Shapiro wrote back saying Angus should take up his issue with Justice Minister Peter MacKay or Aboriginal Affairs Minister Bernard Valcourt.
“As it appears that fundamentally your concerns continue to relate to the conduct of Canada and its representatives, I ask that you direct your further communications in this regard to (MacKay) and/or (Valcourt),” wrote Shapiro, in his Dec. 3 letter to Angus. “As an officer of the court, it would not be appropriate for me to comment further in the political realm on matters that may be before the courts in the future.”
Angus said he was disappointed by Shapiro’s response.
“It’s pretty depressing when there obviously has been a failure of the legal process and the people in charge of the legal process say it’s a political process,” said Angus. “If (Independent Assessment Process) is not going to stand and insist that the defendant meet the basic legal obligations as laid out by the Ontario Superior Court then this process is a betrayal of the promise that was made to the survivors that justice would be done.”

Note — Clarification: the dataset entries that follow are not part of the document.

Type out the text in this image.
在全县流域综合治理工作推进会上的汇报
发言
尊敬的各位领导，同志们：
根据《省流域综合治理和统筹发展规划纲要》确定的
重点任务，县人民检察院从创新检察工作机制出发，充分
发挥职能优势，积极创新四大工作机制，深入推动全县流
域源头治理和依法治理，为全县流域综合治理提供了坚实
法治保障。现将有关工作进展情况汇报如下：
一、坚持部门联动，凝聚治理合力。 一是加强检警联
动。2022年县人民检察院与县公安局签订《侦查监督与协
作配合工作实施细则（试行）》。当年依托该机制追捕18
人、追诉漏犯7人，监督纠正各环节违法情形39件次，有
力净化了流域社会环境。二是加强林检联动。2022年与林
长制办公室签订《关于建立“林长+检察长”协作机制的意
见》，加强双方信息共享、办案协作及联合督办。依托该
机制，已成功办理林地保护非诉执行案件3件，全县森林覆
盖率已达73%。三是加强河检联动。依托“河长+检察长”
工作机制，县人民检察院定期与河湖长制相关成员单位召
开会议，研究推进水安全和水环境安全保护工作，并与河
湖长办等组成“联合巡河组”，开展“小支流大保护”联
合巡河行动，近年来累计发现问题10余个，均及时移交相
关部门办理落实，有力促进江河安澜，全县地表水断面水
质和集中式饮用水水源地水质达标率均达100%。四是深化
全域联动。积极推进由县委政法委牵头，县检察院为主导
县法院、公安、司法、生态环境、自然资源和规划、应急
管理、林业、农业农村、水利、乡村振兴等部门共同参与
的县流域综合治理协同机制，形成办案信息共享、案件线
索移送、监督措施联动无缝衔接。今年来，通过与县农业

This past January an Ontario Superior Court of Justice judge ordered the federal government to hand over thousands of documents from an OPP investigation into abuse, including the use of an electric chair on students, at St. Anne’s Residential School. The investigation, from the 1990s, led to convictions.
St. Anne’s school survivors went to court a second time in June to force Ottawa to turn over the transcript of St. Anne’s employee Anna Wesley’s trial. Wesley was convicted in 1999 for giving students a noxious substance.
Justice Canada lawyers had been sitting on the documents, claiming it didn’t have the authority to hand them over because the OPP transferred them on condition of anonymity.
Justice Paul Perell found that Ottawa’s refusal to hand over the documents “compromised the (independent assessment process) and denied the claimant’s access to justice.”
As part of the residential school settlement agreement, an independent assessment process (IAP) was created to deal with claims of abuse and compensation. The hearings are held before an independent adjudicator who hears presentations from claimants, church and federal government representatives. Documents are also used to support claims for compensation.
Many of the survivors from St. Anne’s school went into their hearings without any legal representation and did not know evidence existed to prove their claims of abuse.
Despite the court victories, Angus said the St. Anne’s survivors are still facing obstacles and are planning to again take the issue to the courts.
“We are still seeing documents being blacked-out, (Ottawa officials) lied in court about the evidence narrative,” said Angus. “(Ottawa) was told they breached the legal rights of the survivors and they continue to act defiantly.”
Angus said he now plans to take the issue to the IAP oversight committee.